You should report your quantitative results. State your impression of how repeatable the results are, what you did in terms of discarding outliers, and how you summarized the remaining values (mean? median?). You should report your numbers with a degree of precision that corresponds to the observed repeatability. Present the results in a table.
You should provide an interpretation for your results. Do they support your hypotheses? This is not a "yes" or "no" question; explain what leads you to your conclusion.
You might find it interesting to run these two-threaded programs on a single processor core, leaving it to the operating system to interleave the execution of the two threads. Is there any way this could still provide a speedup? To try the experiment, use the following command before running the program:
hwprefs cpu_count=1
After you are done with your uniprocessor experiments, be sure to give the same command again but with 2 in place of 1.
There is a hypothesis stated regarding which two-threaded versions will reliably produce the same results as the single-threaded reference version.
There is a qualitative speedup/slowdown hypothesis for each two-threaded version.
There is an explanation for each hypothesis; this need not be correct, as long as a correct analysis shows up later in the interpretation of results.
The code for at least one low/high version and one even/odd version is shown.
The six versions are described.
The matrix size and number of runs per condition are stated.

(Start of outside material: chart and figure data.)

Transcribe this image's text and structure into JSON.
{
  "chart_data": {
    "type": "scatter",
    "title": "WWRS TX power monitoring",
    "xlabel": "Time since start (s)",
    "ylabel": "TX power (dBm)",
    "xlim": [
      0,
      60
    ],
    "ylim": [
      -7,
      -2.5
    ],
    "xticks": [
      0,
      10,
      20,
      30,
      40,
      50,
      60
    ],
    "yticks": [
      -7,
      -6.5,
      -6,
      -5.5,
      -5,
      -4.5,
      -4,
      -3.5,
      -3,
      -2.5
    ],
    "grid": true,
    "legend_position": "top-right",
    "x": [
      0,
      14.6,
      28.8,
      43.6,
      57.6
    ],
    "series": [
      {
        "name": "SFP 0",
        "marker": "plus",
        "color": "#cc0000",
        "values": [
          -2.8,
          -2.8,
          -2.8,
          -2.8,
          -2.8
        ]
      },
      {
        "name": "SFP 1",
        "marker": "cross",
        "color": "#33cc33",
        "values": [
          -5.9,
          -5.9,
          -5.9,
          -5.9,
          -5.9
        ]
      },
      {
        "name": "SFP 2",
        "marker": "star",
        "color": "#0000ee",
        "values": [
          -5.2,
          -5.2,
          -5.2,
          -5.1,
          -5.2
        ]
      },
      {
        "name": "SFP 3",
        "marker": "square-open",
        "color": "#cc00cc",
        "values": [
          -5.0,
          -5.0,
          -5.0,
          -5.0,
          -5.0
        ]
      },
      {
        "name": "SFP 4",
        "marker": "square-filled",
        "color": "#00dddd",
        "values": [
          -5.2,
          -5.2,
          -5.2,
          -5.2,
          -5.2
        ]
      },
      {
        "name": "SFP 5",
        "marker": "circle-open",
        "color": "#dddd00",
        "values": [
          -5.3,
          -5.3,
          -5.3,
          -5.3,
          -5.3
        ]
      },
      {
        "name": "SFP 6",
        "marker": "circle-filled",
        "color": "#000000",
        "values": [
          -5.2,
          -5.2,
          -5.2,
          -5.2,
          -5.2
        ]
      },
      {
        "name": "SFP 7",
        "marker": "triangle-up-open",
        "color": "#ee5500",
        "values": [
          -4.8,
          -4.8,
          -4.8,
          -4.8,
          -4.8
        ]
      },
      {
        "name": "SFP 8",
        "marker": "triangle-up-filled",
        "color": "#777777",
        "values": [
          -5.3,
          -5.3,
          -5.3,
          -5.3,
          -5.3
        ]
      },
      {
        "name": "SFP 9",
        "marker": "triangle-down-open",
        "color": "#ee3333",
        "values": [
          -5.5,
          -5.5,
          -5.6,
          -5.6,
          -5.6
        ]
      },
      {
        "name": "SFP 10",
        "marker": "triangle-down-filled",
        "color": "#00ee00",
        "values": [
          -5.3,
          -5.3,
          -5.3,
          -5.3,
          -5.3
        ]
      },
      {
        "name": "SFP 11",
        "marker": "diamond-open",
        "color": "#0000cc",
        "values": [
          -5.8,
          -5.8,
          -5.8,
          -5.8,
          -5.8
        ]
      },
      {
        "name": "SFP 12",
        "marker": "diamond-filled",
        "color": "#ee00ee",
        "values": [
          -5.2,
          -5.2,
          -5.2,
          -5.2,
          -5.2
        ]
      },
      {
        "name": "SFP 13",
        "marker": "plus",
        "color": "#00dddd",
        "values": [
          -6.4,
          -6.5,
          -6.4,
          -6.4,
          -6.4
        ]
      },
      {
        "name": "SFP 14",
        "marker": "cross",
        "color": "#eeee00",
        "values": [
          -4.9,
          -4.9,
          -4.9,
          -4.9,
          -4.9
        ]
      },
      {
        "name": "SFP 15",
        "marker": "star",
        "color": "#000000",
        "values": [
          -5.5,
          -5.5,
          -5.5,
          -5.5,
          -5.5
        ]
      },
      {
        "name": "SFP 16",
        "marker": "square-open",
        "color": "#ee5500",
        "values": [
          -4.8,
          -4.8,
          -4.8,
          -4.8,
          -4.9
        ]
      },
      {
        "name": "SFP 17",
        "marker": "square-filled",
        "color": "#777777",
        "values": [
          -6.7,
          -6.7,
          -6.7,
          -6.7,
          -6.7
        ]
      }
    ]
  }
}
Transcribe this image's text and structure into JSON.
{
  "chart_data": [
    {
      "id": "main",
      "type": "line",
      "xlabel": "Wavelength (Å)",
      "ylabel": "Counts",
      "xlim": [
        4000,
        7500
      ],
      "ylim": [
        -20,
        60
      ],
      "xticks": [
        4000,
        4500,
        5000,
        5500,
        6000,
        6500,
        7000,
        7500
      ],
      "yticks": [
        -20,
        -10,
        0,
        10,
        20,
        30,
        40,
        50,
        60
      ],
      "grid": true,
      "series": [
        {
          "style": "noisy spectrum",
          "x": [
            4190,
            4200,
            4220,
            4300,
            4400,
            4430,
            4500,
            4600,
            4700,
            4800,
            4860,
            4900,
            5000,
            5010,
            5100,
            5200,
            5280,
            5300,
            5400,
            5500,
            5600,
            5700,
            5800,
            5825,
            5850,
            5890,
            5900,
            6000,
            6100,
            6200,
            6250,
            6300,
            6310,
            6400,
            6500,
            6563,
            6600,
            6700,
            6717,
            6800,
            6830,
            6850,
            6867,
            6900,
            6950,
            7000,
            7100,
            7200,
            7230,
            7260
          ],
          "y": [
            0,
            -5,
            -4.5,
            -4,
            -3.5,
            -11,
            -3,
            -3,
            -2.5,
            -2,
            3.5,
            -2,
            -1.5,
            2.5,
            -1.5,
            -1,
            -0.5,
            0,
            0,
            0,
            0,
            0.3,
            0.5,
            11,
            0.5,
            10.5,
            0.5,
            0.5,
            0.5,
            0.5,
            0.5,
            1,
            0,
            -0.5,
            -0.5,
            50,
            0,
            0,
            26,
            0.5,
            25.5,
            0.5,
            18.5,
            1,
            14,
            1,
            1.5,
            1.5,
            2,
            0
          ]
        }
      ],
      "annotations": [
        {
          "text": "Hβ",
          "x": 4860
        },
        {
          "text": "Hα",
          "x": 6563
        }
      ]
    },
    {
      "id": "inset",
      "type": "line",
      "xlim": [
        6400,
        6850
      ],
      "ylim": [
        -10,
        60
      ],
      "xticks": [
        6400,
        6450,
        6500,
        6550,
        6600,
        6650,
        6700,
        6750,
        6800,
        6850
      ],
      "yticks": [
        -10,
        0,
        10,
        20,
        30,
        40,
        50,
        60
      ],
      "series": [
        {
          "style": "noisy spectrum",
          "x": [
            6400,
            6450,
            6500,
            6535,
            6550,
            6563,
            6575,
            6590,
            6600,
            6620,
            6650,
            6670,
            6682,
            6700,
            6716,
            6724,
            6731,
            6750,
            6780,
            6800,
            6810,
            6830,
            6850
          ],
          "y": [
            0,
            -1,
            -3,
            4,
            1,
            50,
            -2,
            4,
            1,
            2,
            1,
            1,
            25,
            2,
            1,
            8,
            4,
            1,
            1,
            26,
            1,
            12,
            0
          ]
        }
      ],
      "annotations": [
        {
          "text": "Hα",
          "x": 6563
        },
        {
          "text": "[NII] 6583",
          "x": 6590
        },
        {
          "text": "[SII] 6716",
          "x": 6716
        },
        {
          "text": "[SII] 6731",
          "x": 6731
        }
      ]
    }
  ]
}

The processor, memory, L2 cache size, bus speed, C compiler version, and optimization setting are reported.
The typical value of each version's speedup is indicated quantitatively in either a table or a graph, with some indication of how it was calculated (such as whether it is a mean or median). If the mean or median is only shown graphically, then the raw data is in a table.
The degree of run-to-run variability in each version's speedup is indicated at least qualitatively in some way other than by just listing the raw data.
The hypothesis or interpretation of the results draws a connection between correctness and which threads are involved in computing each element of the result array.
The hypothesis or interpretation with regard to correctness explains how errors could arise in certain versions through the non-associative nature of floating-point addition.
The hypothesis or interpretation with regard to correctness explains another potential source of error in certain versions that has nothing to do with floating-point arithmetic.
The hypothesis or interpretation with regard to correctness comments on which of the two error mechanisms is expected to only produce small errors and which might produce large ones.
The hypothesis or interpretation with regard to correctness comments on which of the two error mechanisms can result in upward versus downward deviations from the single-threaded values.
The hypothesis or interpretation with regard to performance makes clear which versions will pass ownership of cache blocks back and forth between the two processors' L1 caches using the cache coherence mechanism.
The hypothesis or interpretation with regard to performance clearly distinguishes "false sharing" from cases where the two processors are writing to the same memory location.
The hypothesis or interpretation with regard to performance makes clear, for each version of the program, what fraction of the data in each block brought into an L1 cache gets used.
The hypothesis or interpretation with regard to performance makes clear how much potential each version has for both processors to use each block of data that is brought into the L2 cache.